Qui a peur de l’article 7 sur les retraites ? L’Assemblée nationale débat depuis lundi du projet de loi du gouvernement. Mais après trois jours d’échanges hachés et tendus, les députés n’étaient toujours pas parvenus à la fin de l’article premier, qui prévoit l’extinction progressive des régimes spéciaux.
Or le chrono file : les débats en première lecture à l’Assemblée s’achèveront le vendredi 17 février à minuit, pour que le texte aille ensuite au Sénat. Les quelques jours restants ne seront probablement pas suffisants pour parvenir jusqu’à l’article 7, qui prévoit un recul progressif de l’âge légal de départ à la retraite de 62 à 64 ans. Mais l’absence de vote sur cette mesure emblématique, et tant décriée, pourrait arranger plus de monde qu’il n’y paraît…

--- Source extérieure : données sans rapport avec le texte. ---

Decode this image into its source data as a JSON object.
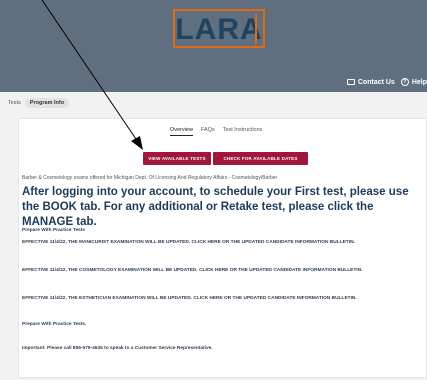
{
  "header": {
    "logo": "LARA",
    "contact_label": "Contact Us",
    "help_label": "Help"
  },
  "breadcrumb": {
    "items": [
      "Tests",
      "Program Info"
    ]
  },
  "tabs": [
    {
      "label": "Overview",
      "active": true
    },
    {
      "label": "FAQs",
      "active": false
    },
    {
      "label": "Test Instructions",
      "active": false
    }
  ],
  "buttons": {
    "view_tests": "VIEW AVAILABLE TESTS",
    "check_dates": "CHECK FOR AVAILABLE DATES"
  },
  "content": {
    "intro": "Barber & Cosmetology exams offered for Michigan Dept. Of Licensing And Regulatory Affairs - Cosmetology/Barber",
    "headline": "After logging into your account, to schedule your First test, please use the BOOK tab. For any additional or Retake test, please click the MANAGE tab.",
    "practice_1": "Prepare With Practice Tests",
    "manicurist": "EFFECTIVE 11/4/22, THE MANICURIST EXAMINATION WILL BE UPDATED. CLICK HERE OR THE UPDATED CANDIDATE INFORMATION BULLETIN.",
    "cosmetology": "EFFECTIVE 11/4/22, THE COSMETOLOGY EXAMINATION WILL BE UPDATED. CLICK HERE OR THE UPDATED CANDIDATE INFORMATION BULLETIN.",
    "esthetician": "EFFECTIVE 11/4/22, THE ESTHETICIAN EXAMINATION WILL BE UPDATED. CLICK HERE OR THE UPDATED CANDIDATE INFORMATION BULLETIN.",
    "practice_2": "Prepare With Practice Tests.",
    "important": "Important: Please call 855-579-4635 to speak to a Customer Service Representative."
  },
  "colors": {
    "header_bg": "#5f6f80",
    "logo_border": "#e06a12",
    "logo_text": "#20435f",
    "button_bg": "#a1163a",
    "headline": "#1d3a5a"
  }
}
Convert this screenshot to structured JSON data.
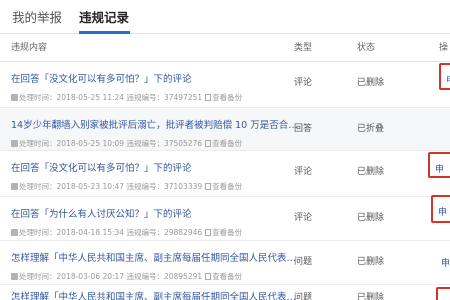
{
  "tabs": [
    "我的举报",
    "违规记录"
  ],
  "table": {
    "headers": [
      "违规内容",
      "类型",
      "状态",
      "操"
    ],
    "rows": [
      {
        "title": "在回答「没文化可以有多可怕？」下的评论",
        "meta": "处理时间：2018-05-25 11:24 违规编号：37497251",
        "view": "查看备份",
        "type": "评论",
        "status": "已删除",
        "action": "申"
      },
      {
        "title": "14岁少年翻墙入别家被批评后溺亡，批评者被判赔偿 10 万是否合…",
        "meta": "处理时间：2018-05-25 10:09 违规编号：37505276",
        "view": "查看备份",
        "type": "回答",
        "status": "已折叠",
        "action": ""
      },
      {
        "title": "在回答「没文化可以有多可怕？」下的评论",
        "meta": "处理时间：2018-05-23 10:47 违规编号：37103339",
        "view": "查看备份",
        "type": "评论",
        "status": "已删除",
        "action": "申"
      },
      {
        "title": "在回答「为什么有人讨厌公知？」下的评论",
        "meta": "处理时间：2018-04-18 15:34 违规编号：29882946",
        "view": "查看备份",
        "type": "评论",
        "status": "已删除",
        "action": "申"
      },
      {
        "title": "怎样理解「中华人民共和国主席、副主席每届任期同全国人民代表…",
        "meta": "处理时间：2018-03-06 20:17 违规编号：20895291",
        "view": "查看备份",
        "type": "问题",
        "status": "已删除",
        "action": "申"
      },
      {
        "title": "怎样理解「中华人民共和国主席、副主席每届任期同全国人民代表…",
        "meta": "",
        "view": "",
        "type": "问题",
        "status": "已删除",
        "action": ""
      }
    ]
  },
  "colors": {
    "link": "#34579e",
    "highlight_border": "#d3342c",
    "tab_accent": "#2a6bd6"
  }
}
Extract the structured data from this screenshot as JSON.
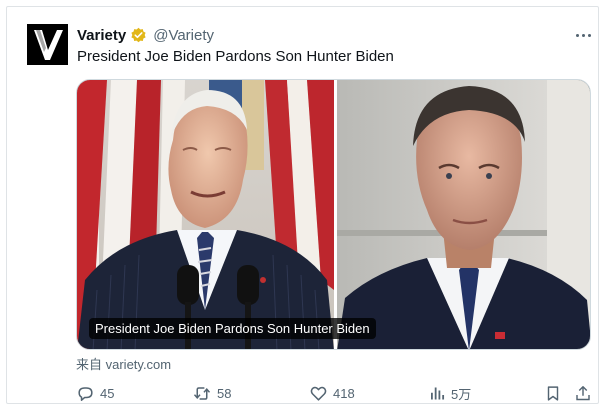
{
  "tweet": {
    "author": {
      "display_name": "Variety",
      "handle": "@Variety",
      "verified": true,
      "avatar_icon": "variety-v-logo",
      "avatar_letter": "V"
    },
    "text": "President Joe Biden Pardons Son Hunter Biden",
    "more_icon": "more-options-icon"
  },
  "card": {
    "caption": "President Joe Biden Pardons Son Hunter Biden",
    "source_prefix": "来自 ",
    "source_domain": "variety.com"
  },
  "actions": {
    "reply_count": "45",
    "retweet_count": "58",
    "like_count": "418",
    "views_count": "5万"
  },
  "colors": {
    "text_primary": "#0f1419",
    "text_secondary": "#536471",
    "verified_gold": "#e2b719",
    "border": "#cfd9de"
  }
}
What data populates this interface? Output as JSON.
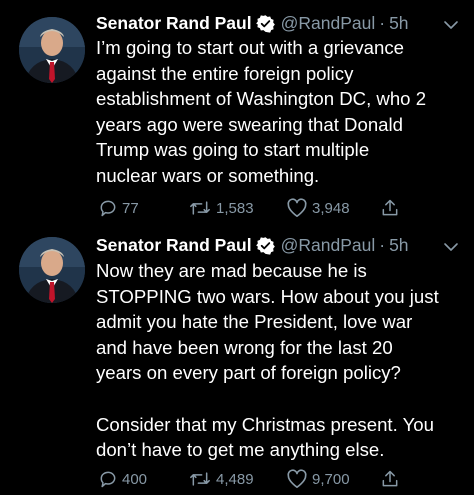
{
  "tweets": [
    {
      "author_name": "Senator Rand Paul",
      "handle": "@RandPaul",
      "separator": "·",
      "time": "5h",
      "text": "I’m going to start out with a grievance\nagainst the entire foreign policy\nestablishment of Washington DC, who 2\nyears ago were swearing that Donald\nTrump was going to start multiple\nnuclear wars or something.",
      "reply_count": "77",
      "retweet_count": "1,583",
      "like_count": "3,948"
    },
    {
      "author_name": "Senator Rand Paul",
      "handle": "@RandPaul",
      "separator": "·",
      "time": "5h",
      "text": "Now they are mad because he is\nSTOPPING two wars.  How about you just\nadmit you hate the President, love war\nand have been wrong for the last 20\nyears on every part of foreign policy?\n\nConsider that my Christmas present. You\ndon’t have to get me anything else.",
      "reply_count": "400",
      "retweet_count": "4,489",
      "like_count": "9,700"
    }
  ],
  "icons": {
    "verified": "verified-badge-icon",
    "caret": "chevron-down-icon",
    "reply": "reply-icon",
    "retweet": "retweet-icon",
    "like": "heart-icon",
    "share": "share-icon"
  },
  "colors": {
    "background": "#000000",
    "text": "#ffffff",
    "secondary": "#8899a6",
    "verified": "#1da1f2"
  }
}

Les insoumis pointés du doigt
« On a deux semaines de débats, on devrait donc avoir le temps d’aller jusqu’à l’article 7, il ne faut pas en avoir peur… », soufflait Laurent Marcangeli, député de Corse et patron du groupe Horizons, ce mardi au Palais-Bourbon. Dans son viseur : les députés de La France insoumise, qui ont déposé environ 13.000 amendements sur l’ensemble du projet de loi. « Il y a une volonté très claire de leur part de jouer l’obstruction parlementaire, avec des amendements absurdes voire contradictoires qui visent simplement à ne pas aller jusqu’au bout des débats », peste Sylvain Maillard, député de Paris et vice-président du groupe Renaissance.
« Les insoumis déblatèrent pendant des heures sur des amendements inutiles », abonde Erwan Balanant, député MoDem du Finistère. « Ils ont en réalité compris que le rapport de force n’était pas en leur faveur, qu’il y a une majorité pour cette réforme. Ils jouent donc l’évitement, pour pouvoir dire ensuite que la mesure des 64 ans n’a jamais été votée ».
Le soutien des élus Les Républicains, nécessaire pour avoir une majorité et faire passer le texte, est encore loin d’être trouvé. Mais si le report de l’âge légal était adopté dans l’Hémicycle sans « passage en force » du gouvernement, cela constituerait un coup dur pour les opposants au texte. Le député LFI Ugo Bernalicis le reconnaît à demi-mot : « Chaque jour qui passe est un jour de gagné pour la mobilisation. Et si à la fin, il n’y a pas de vote, ce sera un argument pour nous : cette loi n’aura pas eu l’assentiment de l’Assemblée nationale, elle n’aura pas cette légitimité »
« Le gouvernement a permis à LFI d’être le maître des horloges »
Mais du côté des insoumis, on renvoie surtout la balle vers l’exécutif, rappelant qu’il a fait seul le choix de faire passer sa réforme par un budget rectificatif de la Sécurité sociale, au temps parlementaire limité. Mathilde Panot a encore fustigé ce mardi à l’Assemblée le refus du gouvernement de faire siéger exceptionnellement les parlementaires samedi et dimanche. « C’est de nouveau une restriction du temps de débats […] c’est d’abord la responsabilité du gouvernement de vouloir passer en force ». La présidente du groupe LFI a évoqué une « stratégie de résistance parlementaire mouvante », laissant entendre que certains amendements pourraient être retirés afin d’avancer vers des points importants du texte, comme ce fameux âge de départ à 64 ans.
Pierre-Henri Dumont, député LR du Nord, raille la situation. « Le gouvernement s’est mis seul dans la nasse. En utilisant un véhicule législatif au temps contraint, il a donné aux insoumis l’opportunité d’être maîtres des horloges. En réalité, plus on avancera vers une position commune au sein de LR en faveur du texte, moins LFI retirera ses amendements, et donc moins on sera sûr d’avoir un vote ». Cette perspective pourrait toutefois contenter également la droite, qui peine tant à trouver une ligne commune sur le projet de loi. « Au sein du groupe, on reste très divisés. Le moins on vote, le mieux on se porte… », sourit un élu LR.
Alors que plusieurs élus macronistes ont fait état de leurs doutes sur le contenu du texte, l’absence de vote sur l’article 7, majoritairement rejeté dans l’opinion, pourrait faire des heureux aussi dans la majorité. Un député Renaissance ironise sur ces coups de billard à trois bandes : « Chaque camp se renvoie déjà la responsabilité de ne pas pouvoir en débattre ».